Life and Laughter – Better than perfect

May 06, 2021 12:40PM ● By Peri Kinder

Moms are good for all kinds of things; homemade cookies, clean underwear, and guilt, just to name a few. Although each mom is different, we often feel we’re doing everything wrong when it comes to raising children. Do we back off, step in, offer advice, stay silent, help them succeed, let them fail? We’re never sure and we’re usually winging it, just doing the best we can.

It reminds me of when my brother knocked the wind out of himself by being stupid. Mom thought he was choking and performed the Heimlich. He couldn’t breathe for two hours. She did the best she could with the information she had.

I love mom but she wasn’t perfect. Thank heavens.

She cheated at Skip-Bo, had no patience with stupidity, and hated animals with a passion. When she got remarried and moved to a ranch in North Carolina, we found it a unique and hilarious karma. Her emails to me often started with, “Well, I kicked the rooster again today.”

Mom might have loathed poultry, but when the wind snapped her beautiful globe willow tree in half, she mourned it like a family member. Every spring, mom’s garden would bloom with color. She loved ladybugs and butterflies. She’d also hand my daughters a saltshaker and tell them to feed the snails. (They didn’t realize their role in her evil extermination plot until much later.)
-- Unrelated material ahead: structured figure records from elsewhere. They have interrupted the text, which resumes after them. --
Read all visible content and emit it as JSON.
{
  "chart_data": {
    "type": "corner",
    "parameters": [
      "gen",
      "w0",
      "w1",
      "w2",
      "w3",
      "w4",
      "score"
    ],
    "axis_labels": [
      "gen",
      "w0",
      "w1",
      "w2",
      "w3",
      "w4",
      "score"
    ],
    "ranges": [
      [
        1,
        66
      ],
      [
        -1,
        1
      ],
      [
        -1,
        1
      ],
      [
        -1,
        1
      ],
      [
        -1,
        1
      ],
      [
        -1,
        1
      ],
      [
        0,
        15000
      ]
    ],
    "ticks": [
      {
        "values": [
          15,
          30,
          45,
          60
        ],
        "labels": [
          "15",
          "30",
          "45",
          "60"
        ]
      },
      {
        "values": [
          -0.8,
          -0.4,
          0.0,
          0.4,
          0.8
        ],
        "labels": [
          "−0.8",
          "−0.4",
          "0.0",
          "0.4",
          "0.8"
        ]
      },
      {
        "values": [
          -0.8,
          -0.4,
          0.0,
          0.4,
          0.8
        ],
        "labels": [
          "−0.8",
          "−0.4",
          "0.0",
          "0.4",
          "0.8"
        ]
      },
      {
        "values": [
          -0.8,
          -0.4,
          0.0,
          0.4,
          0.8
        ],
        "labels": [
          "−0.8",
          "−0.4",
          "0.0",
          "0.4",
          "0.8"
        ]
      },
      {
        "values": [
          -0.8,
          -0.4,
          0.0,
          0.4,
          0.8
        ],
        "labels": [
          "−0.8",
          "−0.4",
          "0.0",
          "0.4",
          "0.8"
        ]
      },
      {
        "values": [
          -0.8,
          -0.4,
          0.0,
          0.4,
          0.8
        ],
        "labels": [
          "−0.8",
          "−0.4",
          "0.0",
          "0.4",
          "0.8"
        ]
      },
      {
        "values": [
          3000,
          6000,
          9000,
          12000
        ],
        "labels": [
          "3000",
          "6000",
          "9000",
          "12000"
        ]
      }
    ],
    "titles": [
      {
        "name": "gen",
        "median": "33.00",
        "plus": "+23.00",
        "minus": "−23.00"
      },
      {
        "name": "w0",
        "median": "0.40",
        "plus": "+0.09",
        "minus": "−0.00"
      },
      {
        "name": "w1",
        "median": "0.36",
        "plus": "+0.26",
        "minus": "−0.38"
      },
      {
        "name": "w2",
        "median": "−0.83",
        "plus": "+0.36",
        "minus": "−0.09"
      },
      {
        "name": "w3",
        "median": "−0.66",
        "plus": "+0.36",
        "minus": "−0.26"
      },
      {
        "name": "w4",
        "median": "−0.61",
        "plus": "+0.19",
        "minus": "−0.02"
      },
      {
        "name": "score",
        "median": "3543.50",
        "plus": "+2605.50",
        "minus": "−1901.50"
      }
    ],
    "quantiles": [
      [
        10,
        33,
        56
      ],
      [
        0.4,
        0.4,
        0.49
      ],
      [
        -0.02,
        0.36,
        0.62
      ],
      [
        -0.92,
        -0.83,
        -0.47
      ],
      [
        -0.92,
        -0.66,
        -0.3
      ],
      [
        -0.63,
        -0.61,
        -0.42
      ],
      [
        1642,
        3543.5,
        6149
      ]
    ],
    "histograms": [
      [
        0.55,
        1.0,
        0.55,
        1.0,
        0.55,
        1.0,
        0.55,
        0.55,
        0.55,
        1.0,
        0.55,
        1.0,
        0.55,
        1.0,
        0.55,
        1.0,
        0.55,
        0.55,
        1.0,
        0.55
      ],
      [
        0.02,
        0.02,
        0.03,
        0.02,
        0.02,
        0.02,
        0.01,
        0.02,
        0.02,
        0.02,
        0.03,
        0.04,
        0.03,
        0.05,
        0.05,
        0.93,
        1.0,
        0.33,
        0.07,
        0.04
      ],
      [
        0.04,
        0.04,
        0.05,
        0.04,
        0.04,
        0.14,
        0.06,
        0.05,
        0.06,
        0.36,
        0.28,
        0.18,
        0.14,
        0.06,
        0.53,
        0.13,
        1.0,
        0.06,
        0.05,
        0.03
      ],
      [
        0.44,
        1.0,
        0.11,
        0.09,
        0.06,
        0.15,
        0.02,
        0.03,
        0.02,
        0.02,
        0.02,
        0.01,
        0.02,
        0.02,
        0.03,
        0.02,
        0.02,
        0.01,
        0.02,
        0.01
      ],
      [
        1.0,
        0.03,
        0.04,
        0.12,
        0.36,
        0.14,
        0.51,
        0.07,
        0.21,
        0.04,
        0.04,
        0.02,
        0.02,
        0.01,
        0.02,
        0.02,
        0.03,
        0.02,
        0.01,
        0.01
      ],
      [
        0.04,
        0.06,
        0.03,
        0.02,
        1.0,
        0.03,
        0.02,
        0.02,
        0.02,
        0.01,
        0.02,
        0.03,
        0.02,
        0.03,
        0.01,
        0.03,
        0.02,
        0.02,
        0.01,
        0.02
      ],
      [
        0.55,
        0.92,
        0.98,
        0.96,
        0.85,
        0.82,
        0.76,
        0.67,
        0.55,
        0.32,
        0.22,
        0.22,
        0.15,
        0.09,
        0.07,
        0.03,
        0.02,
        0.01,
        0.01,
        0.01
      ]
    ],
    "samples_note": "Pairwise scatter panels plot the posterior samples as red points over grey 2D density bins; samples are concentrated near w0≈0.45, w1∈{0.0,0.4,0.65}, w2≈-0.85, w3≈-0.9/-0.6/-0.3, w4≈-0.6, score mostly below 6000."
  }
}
She taught my girls that flipping off another driver was perfectly acceptable – even necessary. Convinced that video games would usher in the apocalypse, mom refused to buy an Atari system, but she sewed puppets to teach us stories from classic literature like Hamlet and Beowulf. (I threw the Ophelia hand puppet into the river, watching her skirts float up around her as she sank to her death. My childhood was a bit melodramatic.)

Mom could be stubborn to the point of madness, but she was also whip smart and ready to jump into a theological debate at the drop of a Bible. 

She’d experienced a lot of loss and trauma in her life and wasn’t a mom who showered us with hugs and kisses, but we never doubted she loved us. She wasn’t just a mama bear; she was a mama velociraptor when it came to defending her kids.

Mom once told me her children were her inspiration. An inspiration to move across the country.

As a final joke, mom requested each of her children to speak at her funeral. I considered digging up the Beowulf puppets and delivering her eulogy via Grendel, the monstrous creature doomed to wander the earth. She would have loved it.

Mom worked as a teacher’s aide at an elementary school before she died. (I don’t think the two are connected, but it was an elementary school.) At the funeral, her coworkers told me what a great woman she was. I already knew that.

We often put the dead on a pedestal (which is dangerous because they can roll off and fall on people). But mom wouldn’t want to be remembered as being a perfect person who never messed up, got angry, felt alone, burned dinner, swore, failed, tried again, and again, and again.

If you’re a mom on Mother’s Day this year, that’s the message for you. You were never meant to get everything right. You don’t need to achieve perfection. It isn’t even possible. Just embrace your wonderful messiness.

My mom was better than perfect. She was human.